The Federal Reserve can operate with zero interest rates if it has to and the U.S. recession will get worse before recovering in the second half of next year, a top Fed policy-maker said last Friday.
"Now is not a time to be tentative," Atlanta Fed President Dennis Lockhart told a business luncheon.
"The U.S. economy in September and October appeared to weaken dramatically ... Problems are now broad-based," said Lockhart, who will be a voting member of the Fed's interest rate-setting committee in 2009.
The United States was already in recession, he said, adding that growth in the fourth quarter may notch a steeper decline than the 0.3 percent annualized fall of the previous three months.
Lockhart also told the luncheon, hosted by the Business Development Board of Palm Beach County, that the Fed had not exhausted its ammunition.
"There are still many measures that can be taken if required," he said.
"In theory, we could go to zero (interest rates)," he said in response to a question from the audience. "You can operate monetary policy at zero by injecting liquidity into the system and in effect separating the interest rate from the liquidity measures that you've picked, so that's a possibility."
Palm Beach, and south Florida in general, have some of the highest levels of mortgage failure in the country.
Since September 2007, the Fed has slashed interest rates by 425 basis points to 1 percent and pumped over $1 trillion of liquidity into the financial system to offset a global credit crisis stemming from the U.S. housing sector's collapse.
Interest rate futures currently imply another half point cut to 0.50 percent in the Fed's benchmark overnight funds rate at its next scheduled policy meeting on Dec. 16.
Interest rate futures were also reflecting concern following very gloomy jobs data on Friday that showed U.S. unemployment jumped to a 14 year high of 6.5 percent in October from 6.1 percent in September. Lockhart warned this trend would continue in the months ahead.
"I foresee substantial weakness at least through the first half of 2009. This weakness will exacerbate the employment picture. In my outlook, unemployment will rise some more," he said in the speech.
Lockhart stressed that two things must happen before the cumulative impact of the Fed's policy measures made themselves properly felt on the economy.
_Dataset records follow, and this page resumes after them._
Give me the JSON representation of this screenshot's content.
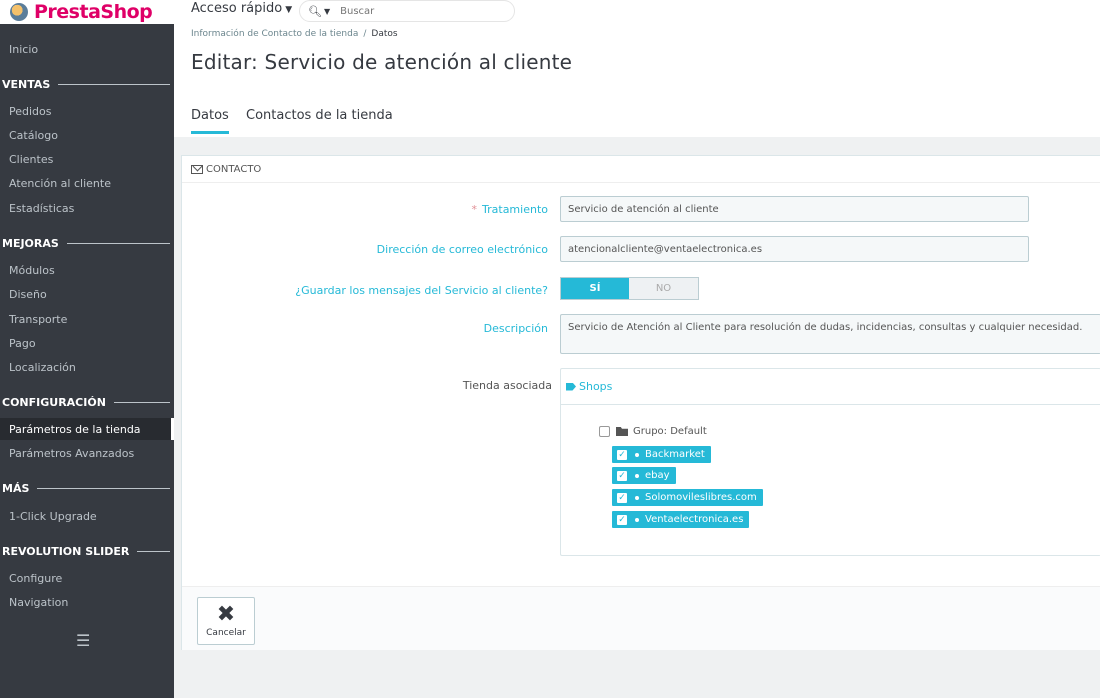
{
  "brand": {
    "part1": "Presta",
    "part2": "Shop"
  },
  "topbar": {
    "quick_access": "Acceso rápido",
    "search_placeholder": "Buscar"
  },
  "sidebar": {
    "home": "Inicio",
    "sections": [
      {
        "title": "VENTAS",
        "items": [
          "Pedidos",
          "Catálogo",
          "Clientes",
          "Atención al cliente",
          "Estadísticas"
        ]
      },
      {
        "title": "MEJORAS",
        "items": [
          "Módulos",
          "Diseño",
          "Transporte",
          "Pago",
          "Localización"
        ]
      },
      {
        "title": "CONFIGURACIÓN",
        "items": [
          "Parámetros de la tienda",
          "Parámetros Avanzados"
        ]
      },
      {
        "title": "MÁS",
        "items": [
          "1-Click Upgrade"
        ]
      },
      {
        "title": "REVOLUTION SLIDER",
        "items": [
          "Configure",
          "Navigation"
        ]
      }
    ],
    "active_item": "Parámetros de la tienda"
  },
  "header": {
    "breadcrumb": [
      "Información de Contacto de la tienda",
      "Datos"
    ],
    "title": "Editar: Servicio de atención al cliente",
    "tabs": [
      "Datos",
      "Contactos de la tienda"
    ],
    "active_tab": "Datos"
  },
  "panel": {
    "heading": "CONTACTO",
    "fields": {
      "title_label": "Tratamiento",
      "title_value": "Servicio de atención al cliente",
      "email_label": "Dirección de correo electrónico",
      "email_value": "atencionalcliente@ventaelectronica.es",
      "save_messages_label": "¿Guardar los mensajes del Servicio al cliente?",
      "switch_on": "SÍ",
      "switch_off": "NO",
      "switch_value": "SÍ",
      "description_label": "Descripción",
      "description_value": "Servicio de Atención al Cliente para resolución de dudas, incidencias, consultas y cualquier necesidad.",
      "shop_label": "Tienda asociada"
    },
    "shops": {
      "heading": "Shops",
      "group": "Grupo: Default",
      "items": [
        "Backmarket",
        "ebay",
        "Solomovileslibres.com",
        "Ventaelectronica.es"
      ]
    },
    "footer": {
      "cancel": "Cancelar"
    }
  },
  "colors": {
    "accent": "#25b9d7",
    "sidebar": "#363a41",
    "brand": "#df0067"
  }
}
"First, U.S. house prices need to stop falling and the volumes of defaults and foreclosures needs to stop rising ... Second, deleveraging of the financial system must run its course," he said.
He later told reporters the deleveraging process appeared to be well advanced, but still had some distance to run.
Lockhart said that market conditions might have eased in recent days but it was premature to declare the crisis past.
"There have been signs of improvement lately, but concern persists that this is a false dawn and more trouble could lie ahead," he said.
But he stressed that policy-makers would prevail and that U.S. growth should pick up in the final six months of 2009.
"I think a recovery will come. I think we will begin to see signs of economic recovery in the second half of next year, perhaps earlier. We've already seen signs of improvement in the credit markets and that is very encouraging."
In addition, the Fed does not have to worry much about inflation amid such clear evidence of economic problems.
"As a result of the widespread weakness in the U.S. economy, inflationary pressures appear to be declining," he said.
The Fed significantly lowered its inflation warning in its statement announcing a half percentage point rate cut on Oct. 29, which investors have taken as a sign of more easing ahead.